As the manufacturers of Boreline, we know that the cost of downtime is immeasurable and has to be avoided at all costs.
We had received details from an African copper mine that had to secure a constant supply of water for part of their processing plant which they had upgraded at great capital expense. If the water supply to the ore processing plant was interrupted millions were lost for every day the plant did not operate.
From the photos below, the breakdown of the steel pipes is very evident. Internal failure and scaling resulted in reduced flow while external breakdown continued un-abated… and these lengths had been in operation for less than 6 months!!
After the first failure of the standard steel riser it was also established that in this aggressive environment the 94 kW (124 Hp) motor needed to be serviced regularly to remove the scale build up. Below is a picture of a smaller motor that had failed in the same environment within 8 months. The build-up of scale on the motor reduced its ability to dissipate the heat and it eventually would burn out even with an inducer sleeve in place.
The riser had to be lowered into an existing mine-shaft making it difficult and time consuming to raise and lower steel sections during installation and retrieval. The restricted working area of the head gear did not help matters.
A 200m (650ft) length of 6″ Boreline was supplied on a cable drum. This was laid on the ground close to the installation point along with the power cable and pump. The pump was attached to the hose with the Patented Double-Ring Boreline Coupling.
Boreline has an integrated cable rib system designed to support the power cable along the entire length of the hose. In the photo, Peter Bauer is assisting with technical support and providing instruction on this installation.
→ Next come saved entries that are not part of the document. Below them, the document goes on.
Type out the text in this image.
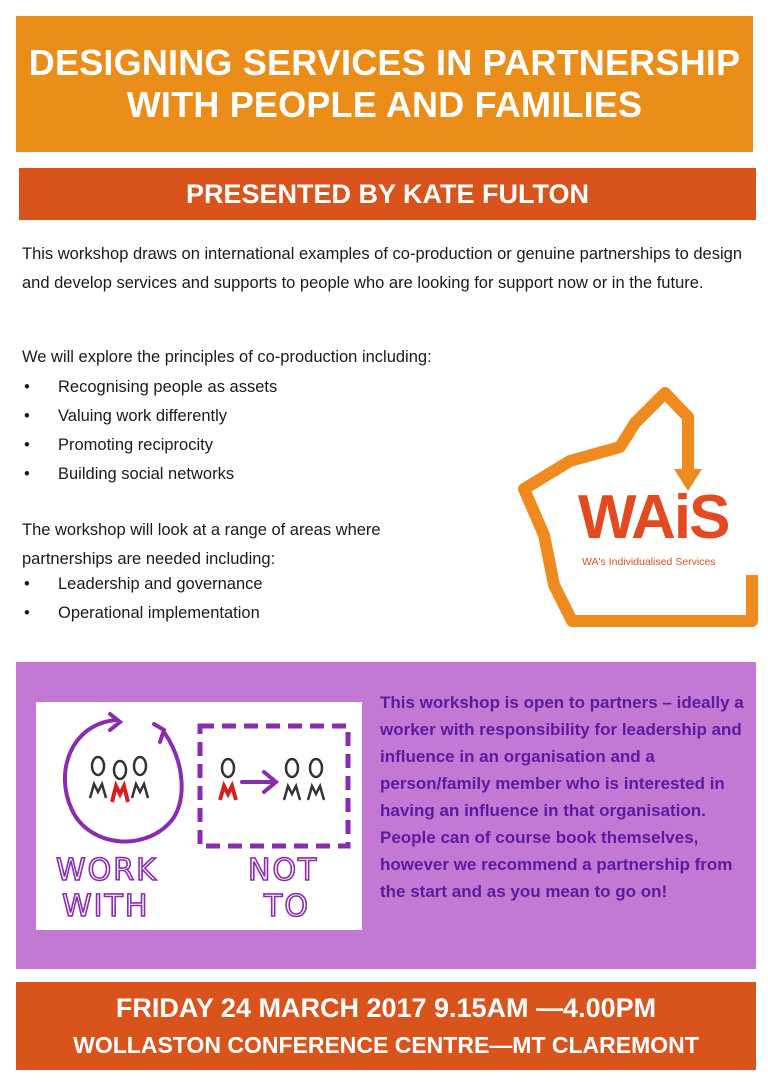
DESIGNING SERVICES IN PARTNERSHIP
WITH PEOPLE AND FAMILIES
PRESENTED BY KATE FULTON
This workshop draws on international examples of co-production or genuine partnerships to design and develop services and supports to people who are looking for support now or in the future.
We will explore the principles of co-production including:
• Recognising people as assets
• Valuing work differently
• Promoting reciprocity
• Building social networks
The workshop will look at a range of areas where partnerships are needed including:
• Leadership and governance
• Operational implementation
WAiS
WA's Individualised Services
WORK
WITH
NOT
TO
This workshop is open to partners – ideally a worker with responsibility for leadership and influence in an organisation and a person/family member who is interested in having an influence in that organisation. People can of course book themselves, however we recommend a partnership from the start and as you mean to go on!
FRIDAY 24 MARCH 2017 9.15AM —4.00PM
WOLLASTON CONFERENCE CENTRE—MT CLAREMONT
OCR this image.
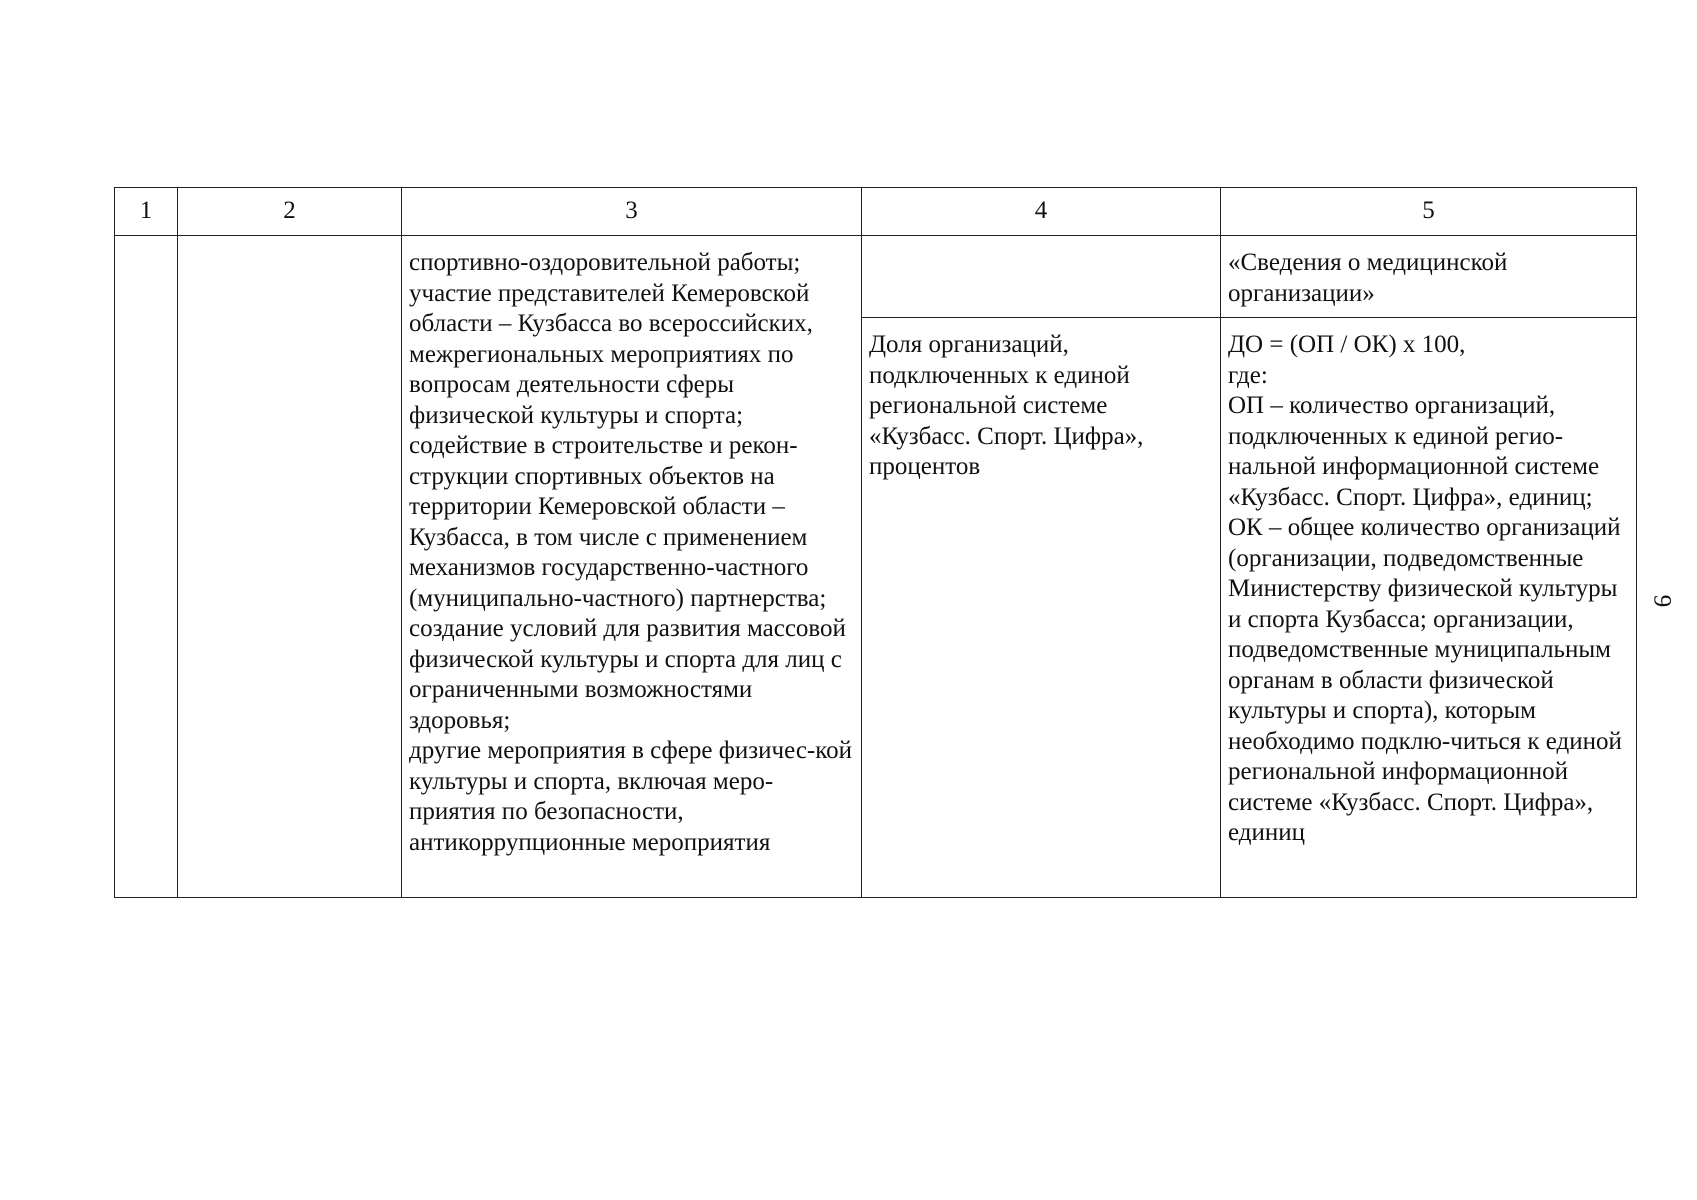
1	2	3	4	5
		спортивно-оздоровительной работы;
участие представителей Кемеровской области – Кузбасса во всероссийских, межрегиональных мероприятиях по вопросам деятельности сферы физической культуры и спорта;
содействие в строительстве и рекон-струкции спортивных объектов на территории Кемеровской области – Кузбасса, в том числе с применением механизмов государственно-частного (муниципально-частного) партнерства;
создание условий для развития массовой физической культуры и спорта для лиц с ограниченными возможностями здоровья;
другие мероприятия в сфере физичес-кой культуры и спорта, включая меро-приятия по безопасности, антикоррупционные мероприятия		«Сведения о медицинской организации»
			Доля организаций, подключенных к единой региональной системе «Кузбасс. Спорт. Цифра», процентов	ДО = (ОП / ОК) х 100,
где:
ОП – количество организаций, подключенных к единой регио-нальной информационной системе «Кузбасс. Спорт. Цифра», единиц;
ОК – общее количество организаций (организации, подведомственные Министерству физической культуры и спорта Кузбасса; организации, подведомственные муниципальным органам в области физической культуры и спорта), которым необходимо подклю-читься к единой региональной информационной системе «Кузбасс. Спорт. Цифра», единиц
9
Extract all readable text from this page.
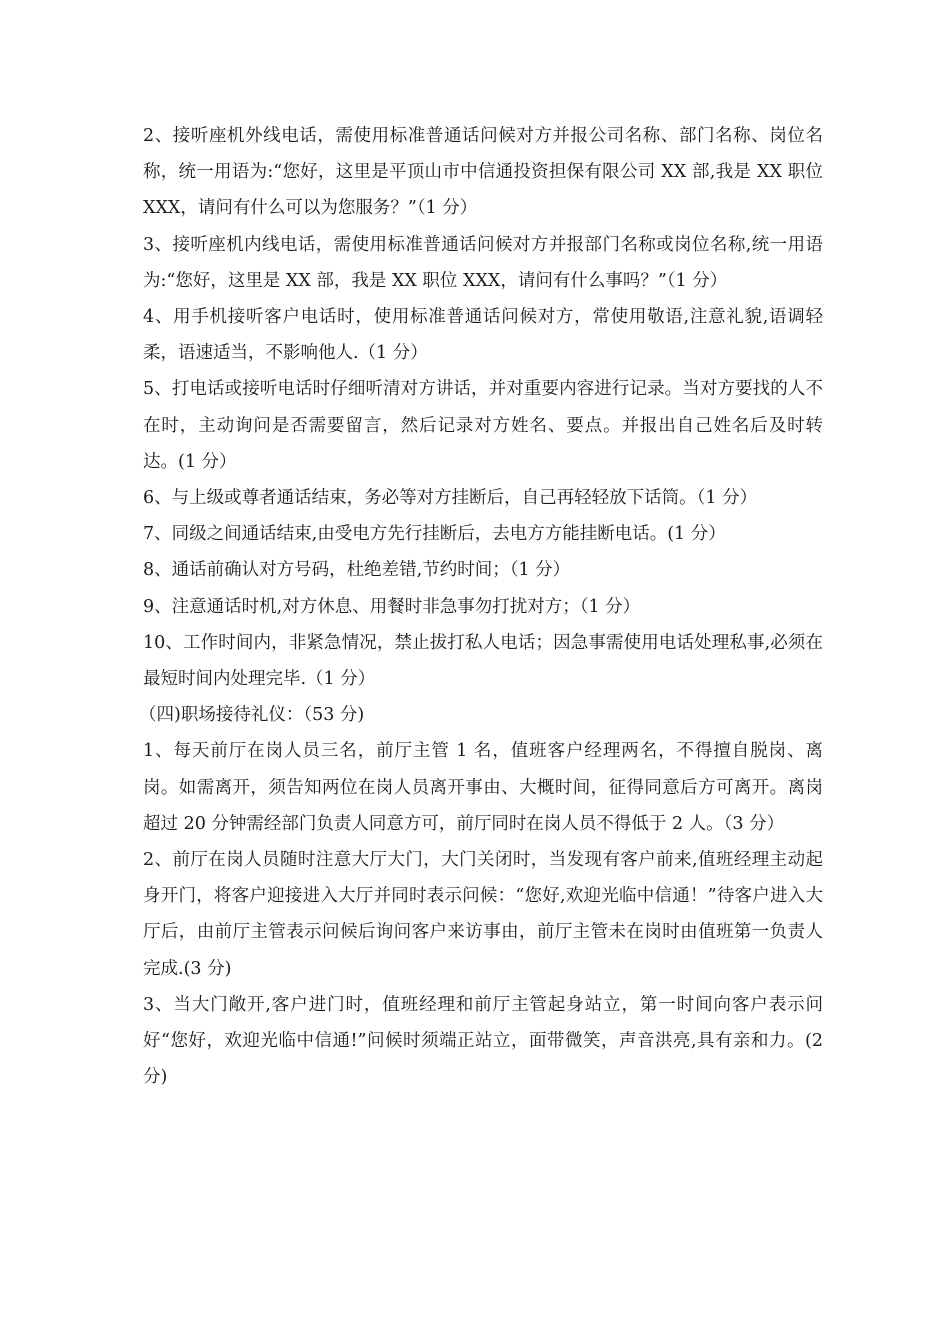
2、接听座机外线电话，需使用标准普通话问候对方并报公司名称、部门名称、岗位名称，统一用语为:“您好，这里是平顶山市中信通投资担保有限公司 XX 部,我是 XX 职位 XXX，请问有什么可以为您服务？”（1 分）

3、接听座机内线电话，需使用标准普通话问候对方并报部门名称或岗位名称,统一用语为:“您好，这里是 XX 部，我是 XX 职位 XXX，请问有什么事吗？”（1 分）

4、用手机接听客户电话时，使用标准普通话问候对方，常使用敬语,注意礼貌,语调轻柔，语速适当，不影响他人.（1 分）

5、打电话或接听电话时仔细听清对方讲话，并对重要内容进行记录。当对方要找的人不在时，主动询问是否需要留言，然后记录对方姓名、要点。并报出自己姓名后及时转达。(1 分）

6、与上级或尊者通话结束，务必等对方挂断后，自己再轻轻放下话筒。（1 分）

7、同级之间通话结束,由受电方先行挂断后，去电方方能挂断电话。(1 分）

8、通话前确认对方号码，杜绝差错,节约时间；（1 分）

9、注意通话时机,对方休息、用餐时非急事勿打扰对方；（1 分）

10、工作时间内，非紧急情况，禁止拔打私人电话；因急事需使用电话处理私事,必须在最短时间内处理完毕.（1 分）

（四)职场接待礼仪：（53 分)

1、每天前厅在岗人员三名，前厅主管 1 名，值班客户经理两名，不得擅自脱岗、离岗。如需离开，须告知两位在岗人员离开事由、大概时间，征得同意后方可离开。离岗超过 20 分钟需经部门负责人同意方可，前厅同时在岗人员不得低于 2 人。（3 分）

2、前厅在岗人员随时注意大厅大门，大门关闭时，当发现有客户前来,值班经理主动起身开门，将客户迎接进入大厅并同时表示问候：“您好,欢迎光临中信通！”待客户进入大厅后，由前厅主管表示问候后询问客户来访事由，前厅主管未在岗时由值班第一负责人完成.(3 分)

3、当大门敞开,客户进门时，值班经理和前厅主管起身站立，第一时间向客户表示问好“您好，欢迎光临中信通!”问候时须端正站立，面带微笑，声音洪亮,具有亲和力。(2 分)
The Boreline is clamped, raised and lowered into the well in 23 m (75 ft) sections, the maximum reach of the crane. The clamp rests on the surface at the shaft while another clamp is attached for lifting.
In this manner, the entire length was lowered into position in less than 4 hours. This represents a major achievement considering it took four times as long to remove the rigid section, with twice as many people.
The Boreline and pump have been lowered into position and the flange is supported at the surface. The flange is attached to an elbow and the water is pumped away.
The water flows and the processing plant is back in business. Problem solved.